Vous êtes membre du prestigieux European Institute of Interdisciplinary Research (EIIR), quel est le rôle de cette structure européenne ?
Cette structure créée en 2003 qui trouve son origine à l'INSEAD est un Think Tank indépendant qui se focalise sur les problématiques liées à l'innovation, à la croissance et à la compétitivité que ce soit au niveau des nations, des régions ou des entreprises. Européen par ses racines, EIIR est résolument internationale par sa dimension tant par la nature de ses activités que par la portée de ses travaux.
Nous participons régulièrement à des conférences internationales organisées par des institutions comme la Banque Mondiale, la Commission Européenne ou le National Bureau of Economic Research (NBER). Nous avons été engagé dans des travaux pour le gouvernement d'Uzbekistan sous l'égide du Programme des Nations Unies pour le Développement (PNUD), le gouvernement régional de l'Ombrie (Italie), l'Organisation de Coopération et de Développement Economiques (OCDE) à titre d'exemple.

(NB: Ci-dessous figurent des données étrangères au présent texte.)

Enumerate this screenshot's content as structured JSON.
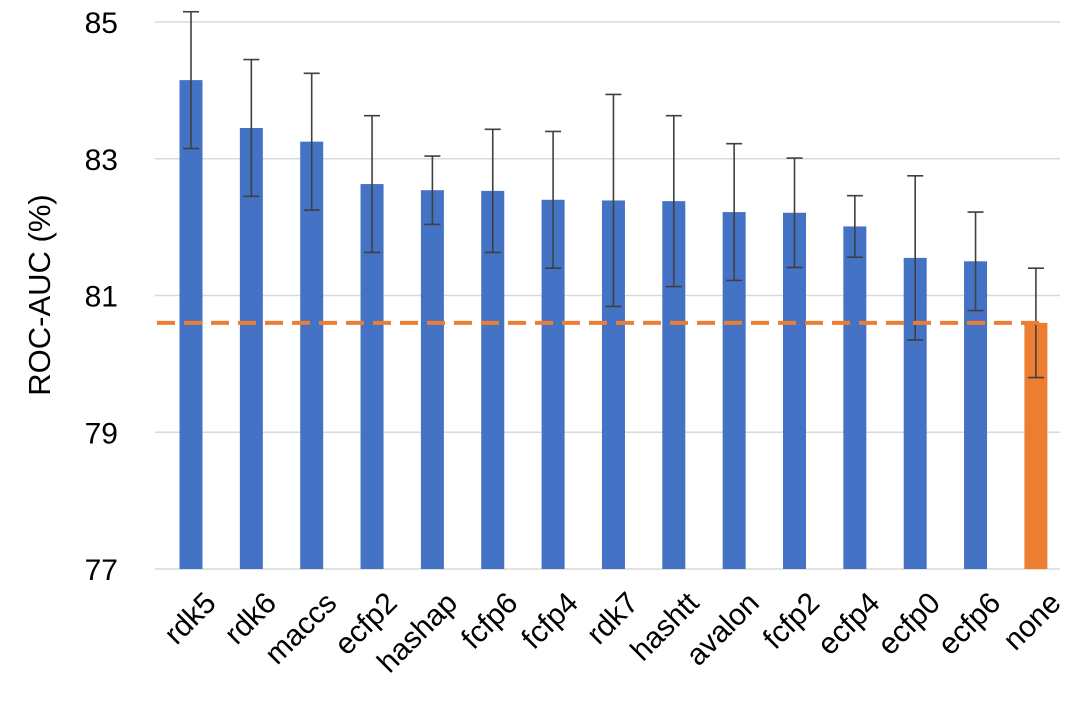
{
  "chart_data": {
    "type": "bar",
    "title": "",
    "xlabel": "",
    "ylabel": "ROC-AUC (%)",
    "ylim": [
      77,
      85
    ],
    "yticks": [
      77,
      79,
      81,
      83,
      85
    ],
    "grid": true,
    "categories": [
      "rdk5",
      "rdk6",
      "maccs",
      "ecfp2",
      "hashap",
      "fcfp6",
      "fcfp4",
      "rdk7",
      "hashtt",
      "avalon",
      "fcfp2",
      "ecfp4",
      "ecfp0",
      "ecfp6",
      "none"
    ],
    "values": [
      84.15,
      83.45,
      83.25,
      82.63,
      82.54,
      82.53,
      82.4,
      82.39,
      82.38,
      82.22,
      82.21,
      82.01,
      81.55,
      81.5,
      80.6
    ],
    "error": [
      1.0,
      1.0,
      1.0,
      1.0,
      0.5,
      0.9,
      1.0,
      1.55,
      1.25,
      1.0,
      0.8,
      0.45,
      1.2,
      0.72,
      0.8
    ],
    "bar_colors": [
      "#4472c4",
      "#4472c4",
      "#4472c4",
      "#4472c4",
      "#4472c4",
      "#4472c4",
      "#4472c4",
      "#4472c4",
      "#4472c4",
      "#4472c4",
      "#4472c4",
      "#4472c4",
      "#4472c4",
      "#4472c4",
      "#ed7d31"
    ],
    "reference_line": {
      "value": 80.6,
      "color": "#ed7d31",
      "style": "dashed"
    }
  }
}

Nous mettons également l'expertise issue de nos travaux de recherche à la disposition des acteurs privés ou institutionnels. Le département Business Advisory dont je suis responsable propose une offre de services à destination des institutions internationales, des multinationales, des PME, des organisations à but non lucratif et des gouvernements dans les domaines de la stratégie, de la régulation, de l'économie, de l'innovation et de la technologie. Notre offre s'articule autour de 3 grands axes sur des problématiques liées à la compétitivité et à la croissance des entreprises, au développement économique et à la stratégie de compétitivité des nations et des régions, à la gouvernance publique et au développement des institutions. Davantage d'informations sont disponibles sur notre site Internet à l'adresse www.eiir.org dans la section Business Advisory.
Souhaitez-vous apporter un complément d'information ?
Je pense qu'il est important pour une personne désireuse de se tourner vers les métiers du Conseil, jeune diplômée ou non, de bien réfléchir à son projet professionnel et à quel type de Conseil elle souhaite se destiner tant la diversité des métiers, des organisations et des secteurs d'activité est grande. Des sociétés de conseil en management et services informatiques aux cabinets spécialisés, il existe une multitude de choix qui offre différentes possibilités en termes d'intérêt, de développement personnel et d'évolution de carrière. Je crois en une forme d'indépendance du Conseil en Management dans l'intérêt premier des clients et qui doit se faire loin de considérations purement financières de rentabilité. De cette réflexion, chacun pourra y trouver sa propre voie.